Central Indiana residents were the most concerned about the potential negative impact on businesses — perhaps, Losco suggested, because that’s where many of the state’s largest corporations are located.
But that’s not to say LGBT rights is an issue that only affects Central Indiana. The Star poll reported that a majority of people in both the northern and southern parts of the state favored extending civil rights to cover sexual orientation and gender identity. In fact, among the regions, Central Indiana (stretching from Terre Haute to Indianapolis to Richmond) recorded slightly less support for adding the protected classes, because people were more closely split over the issue.
Even in rural areas, more people supported LGBT rights than opposed them, though they were slightly less likely to lean that way than those in urban and suburban areas.
Poll results also show support for LGBT protections is strongest among women and Democrats. Though it continues to be an issue that divides Republicans, as more Republicans support broadening civil rights than oppose it.
Young adults offer the strongest support for LGBT rights, but so, too, does the 55 to 64-year-old demographic.
Senate Minority Leader Tim Lanane, D-Anderson, said the poll findings show just how quickly support has grown for equality for LGBT people and adds to that momentum.
Hoosiers, he said, “simply think this is a matter of fairness.”
Overall, the Star poll reflects similar big-picture results from other polls conducted this year.
The annual Hoosier Survey recently showed the divide at 56 percent of Indiana residents supporting LGBT protections with 36 percent opposed. A June poll commissioned by Republican anti-discrimination law supporter Bill Oesterle and conducted by Republican pollster Christine Matthews, showed 54 percent of Hoosiers supported LGBT protections and 32 percent opposed them.
Accounting for margins of error, Losco said the three polls remain in line with each other.

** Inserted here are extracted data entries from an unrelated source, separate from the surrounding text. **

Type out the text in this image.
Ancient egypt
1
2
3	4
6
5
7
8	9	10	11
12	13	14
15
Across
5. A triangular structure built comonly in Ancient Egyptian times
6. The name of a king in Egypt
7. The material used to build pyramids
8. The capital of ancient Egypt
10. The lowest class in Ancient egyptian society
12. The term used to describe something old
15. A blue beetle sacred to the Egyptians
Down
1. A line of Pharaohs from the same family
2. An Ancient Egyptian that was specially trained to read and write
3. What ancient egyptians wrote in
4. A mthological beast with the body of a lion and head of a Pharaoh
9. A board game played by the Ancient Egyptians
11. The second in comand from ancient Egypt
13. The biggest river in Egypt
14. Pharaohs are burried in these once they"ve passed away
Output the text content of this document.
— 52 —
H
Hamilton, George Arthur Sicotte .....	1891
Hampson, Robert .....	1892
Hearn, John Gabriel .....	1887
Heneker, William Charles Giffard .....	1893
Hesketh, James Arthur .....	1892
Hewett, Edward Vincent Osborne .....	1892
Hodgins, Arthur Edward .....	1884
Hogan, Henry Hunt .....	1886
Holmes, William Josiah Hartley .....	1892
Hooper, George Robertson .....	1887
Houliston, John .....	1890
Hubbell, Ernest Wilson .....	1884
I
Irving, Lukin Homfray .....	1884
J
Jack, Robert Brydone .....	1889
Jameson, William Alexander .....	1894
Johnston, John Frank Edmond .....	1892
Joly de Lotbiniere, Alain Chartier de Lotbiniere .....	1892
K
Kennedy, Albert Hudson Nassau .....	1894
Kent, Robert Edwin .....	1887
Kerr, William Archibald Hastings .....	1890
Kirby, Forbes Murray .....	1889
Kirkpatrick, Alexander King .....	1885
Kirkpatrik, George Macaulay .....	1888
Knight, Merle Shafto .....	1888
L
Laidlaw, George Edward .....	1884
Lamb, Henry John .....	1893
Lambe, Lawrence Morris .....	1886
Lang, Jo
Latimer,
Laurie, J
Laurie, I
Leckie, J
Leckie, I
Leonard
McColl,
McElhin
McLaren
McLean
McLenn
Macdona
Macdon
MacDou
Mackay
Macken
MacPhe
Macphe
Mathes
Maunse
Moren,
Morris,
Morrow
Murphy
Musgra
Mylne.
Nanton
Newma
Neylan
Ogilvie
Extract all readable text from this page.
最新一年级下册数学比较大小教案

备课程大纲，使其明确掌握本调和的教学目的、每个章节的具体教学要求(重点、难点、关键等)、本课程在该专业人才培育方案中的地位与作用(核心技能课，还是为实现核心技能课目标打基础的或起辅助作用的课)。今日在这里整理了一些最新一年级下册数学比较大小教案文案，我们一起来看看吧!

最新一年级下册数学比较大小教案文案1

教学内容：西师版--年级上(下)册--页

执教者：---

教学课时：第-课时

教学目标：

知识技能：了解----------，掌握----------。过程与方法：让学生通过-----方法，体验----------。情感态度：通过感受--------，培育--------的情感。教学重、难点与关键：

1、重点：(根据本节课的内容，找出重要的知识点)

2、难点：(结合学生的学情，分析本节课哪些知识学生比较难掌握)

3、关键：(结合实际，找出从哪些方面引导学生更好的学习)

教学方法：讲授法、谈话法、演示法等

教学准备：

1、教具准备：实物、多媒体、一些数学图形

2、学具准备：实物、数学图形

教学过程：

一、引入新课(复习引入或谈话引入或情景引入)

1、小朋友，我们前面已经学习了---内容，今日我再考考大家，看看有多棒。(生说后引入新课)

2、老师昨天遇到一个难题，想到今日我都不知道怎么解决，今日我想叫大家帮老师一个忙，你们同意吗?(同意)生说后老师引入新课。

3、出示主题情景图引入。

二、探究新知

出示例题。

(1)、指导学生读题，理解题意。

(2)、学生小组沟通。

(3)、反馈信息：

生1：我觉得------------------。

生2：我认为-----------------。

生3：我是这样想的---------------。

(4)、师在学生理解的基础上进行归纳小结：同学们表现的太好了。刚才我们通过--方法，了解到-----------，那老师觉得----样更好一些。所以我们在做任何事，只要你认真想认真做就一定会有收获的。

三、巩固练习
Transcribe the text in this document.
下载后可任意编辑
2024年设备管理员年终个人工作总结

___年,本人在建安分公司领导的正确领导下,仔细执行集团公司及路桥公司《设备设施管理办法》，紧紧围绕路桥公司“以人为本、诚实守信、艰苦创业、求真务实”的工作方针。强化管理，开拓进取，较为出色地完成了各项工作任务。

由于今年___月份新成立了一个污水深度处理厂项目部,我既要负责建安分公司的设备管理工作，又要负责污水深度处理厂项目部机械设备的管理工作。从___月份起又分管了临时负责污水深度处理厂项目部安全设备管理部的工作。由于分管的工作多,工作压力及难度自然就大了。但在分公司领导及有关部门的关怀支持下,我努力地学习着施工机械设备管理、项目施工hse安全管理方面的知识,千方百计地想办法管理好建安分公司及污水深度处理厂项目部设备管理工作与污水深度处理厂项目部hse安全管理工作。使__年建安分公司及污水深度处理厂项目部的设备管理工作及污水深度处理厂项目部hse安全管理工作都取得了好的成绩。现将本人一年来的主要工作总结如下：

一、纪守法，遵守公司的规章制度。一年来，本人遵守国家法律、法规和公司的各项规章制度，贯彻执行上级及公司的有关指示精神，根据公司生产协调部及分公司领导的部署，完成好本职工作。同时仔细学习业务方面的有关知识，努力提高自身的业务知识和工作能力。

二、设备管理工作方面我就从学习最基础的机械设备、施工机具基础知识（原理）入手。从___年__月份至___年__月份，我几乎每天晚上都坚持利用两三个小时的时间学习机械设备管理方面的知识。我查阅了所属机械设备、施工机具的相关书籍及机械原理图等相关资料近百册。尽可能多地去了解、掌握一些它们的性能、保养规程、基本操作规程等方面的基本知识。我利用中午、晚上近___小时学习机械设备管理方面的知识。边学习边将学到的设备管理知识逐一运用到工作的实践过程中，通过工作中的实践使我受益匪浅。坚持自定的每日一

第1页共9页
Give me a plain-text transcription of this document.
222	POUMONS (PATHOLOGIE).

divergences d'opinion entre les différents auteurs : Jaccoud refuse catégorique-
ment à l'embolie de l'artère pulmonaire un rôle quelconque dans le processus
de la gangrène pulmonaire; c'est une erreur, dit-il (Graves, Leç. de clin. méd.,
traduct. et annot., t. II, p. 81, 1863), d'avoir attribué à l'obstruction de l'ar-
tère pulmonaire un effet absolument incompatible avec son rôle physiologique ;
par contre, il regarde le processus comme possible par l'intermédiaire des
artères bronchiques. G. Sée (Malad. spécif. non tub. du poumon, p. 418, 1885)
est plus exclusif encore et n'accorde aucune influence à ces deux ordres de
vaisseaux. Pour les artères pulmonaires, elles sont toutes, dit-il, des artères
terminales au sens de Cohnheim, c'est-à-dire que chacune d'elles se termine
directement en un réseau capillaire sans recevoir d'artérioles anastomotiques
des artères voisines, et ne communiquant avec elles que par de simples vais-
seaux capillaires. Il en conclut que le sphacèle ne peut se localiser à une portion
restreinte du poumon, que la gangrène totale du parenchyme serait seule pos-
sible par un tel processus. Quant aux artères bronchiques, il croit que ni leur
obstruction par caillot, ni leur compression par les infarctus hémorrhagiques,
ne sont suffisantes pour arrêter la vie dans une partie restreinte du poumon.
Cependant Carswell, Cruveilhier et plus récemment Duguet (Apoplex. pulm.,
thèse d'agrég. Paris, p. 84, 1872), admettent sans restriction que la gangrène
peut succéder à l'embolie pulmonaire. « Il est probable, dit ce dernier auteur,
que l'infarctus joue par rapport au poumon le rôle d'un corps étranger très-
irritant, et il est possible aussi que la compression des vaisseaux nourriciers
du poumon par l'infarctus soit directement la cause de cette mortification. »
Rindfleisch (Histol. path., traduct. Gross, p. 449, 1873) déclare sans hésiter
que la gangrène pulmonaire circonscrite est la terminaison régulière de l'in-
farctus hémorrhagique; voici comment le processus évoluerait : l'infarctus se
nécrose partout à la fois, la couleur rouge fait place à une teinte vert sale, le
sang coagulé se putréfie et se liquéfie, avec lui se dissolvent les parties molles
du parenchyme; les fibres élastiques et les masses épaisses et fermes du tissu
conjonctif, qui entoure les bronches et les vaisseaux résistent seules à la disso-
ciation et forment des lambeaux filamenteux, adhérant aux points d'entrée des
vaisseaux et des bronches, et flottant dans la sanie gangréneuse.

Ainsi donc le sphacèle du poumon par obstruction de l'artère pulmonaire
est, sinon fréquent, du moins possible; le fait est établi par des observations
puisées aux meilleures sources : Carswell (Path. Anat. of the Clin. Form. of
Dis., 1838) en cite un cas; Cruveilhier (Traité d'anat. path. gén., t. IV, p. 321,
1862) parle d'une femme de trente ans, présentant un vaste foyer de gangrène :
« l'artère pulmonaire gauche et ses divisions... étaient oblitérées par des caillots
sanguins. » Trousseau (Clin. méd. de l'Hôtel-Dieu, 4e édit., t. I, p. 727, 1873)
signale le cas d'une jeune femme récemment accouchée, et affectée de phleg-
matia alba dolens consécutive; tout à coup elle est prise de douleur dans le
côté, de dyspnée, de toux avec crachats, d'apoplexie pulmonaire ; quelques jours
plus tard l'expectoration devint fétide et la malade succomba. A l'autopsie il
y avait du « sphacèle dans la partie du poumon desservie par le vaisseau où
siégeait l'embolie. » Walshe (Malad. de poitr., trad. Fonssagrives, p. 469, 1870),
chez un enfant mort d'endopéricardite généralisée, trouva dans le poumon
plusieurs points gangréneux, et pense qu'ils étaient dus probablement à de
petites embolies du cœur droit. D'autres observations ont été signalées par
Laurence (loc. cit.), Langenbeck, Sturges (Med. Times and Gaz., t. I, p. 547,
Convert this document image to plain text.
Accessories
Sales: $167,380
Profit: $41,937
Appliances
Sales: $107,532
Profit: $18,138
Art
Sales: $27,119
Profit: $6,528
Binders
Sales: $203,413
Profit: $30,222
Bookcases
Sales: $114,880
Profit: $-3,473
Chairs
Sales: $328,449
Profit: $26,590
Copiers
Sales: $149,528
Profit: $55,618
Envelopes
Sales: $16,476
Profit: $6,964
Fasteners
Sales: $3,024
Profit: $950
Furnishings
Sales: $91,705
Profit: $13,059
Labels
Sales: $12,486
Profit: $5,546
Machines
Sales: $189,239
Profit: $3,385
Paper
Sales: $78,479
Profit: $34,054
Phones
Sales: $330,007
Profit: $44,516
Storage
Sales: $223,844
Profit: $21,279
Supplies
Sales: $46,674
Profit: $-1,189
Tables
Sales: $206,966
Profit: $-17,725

The Indy Chamber released another new statewide poll Wednesday, also conducted by Matthews. The poll showed 73 percent of respondents think it’s already illegal under state law to discriminate against LGBT individuals. It also reported 62 percent support making LGBT discrimination illegal in Indiana.
About the poll
The IndyStar poll, with the Bowen Center for Public Affairs at Ball State University, surveyed 600 adults living in Indiana via landline or cell phone and has a margin of error of plus or minus 5.2 percentage points. The survey was conducted by Princeton Survey Research Associates International from Nov. 30 to Dec. 9. Princeton Survey Research, founded in 1989, has provided research for the Pew Research Center, NBC News and American Express, among many others. The Bowen Center has provided analysis of statewide polls since 2007.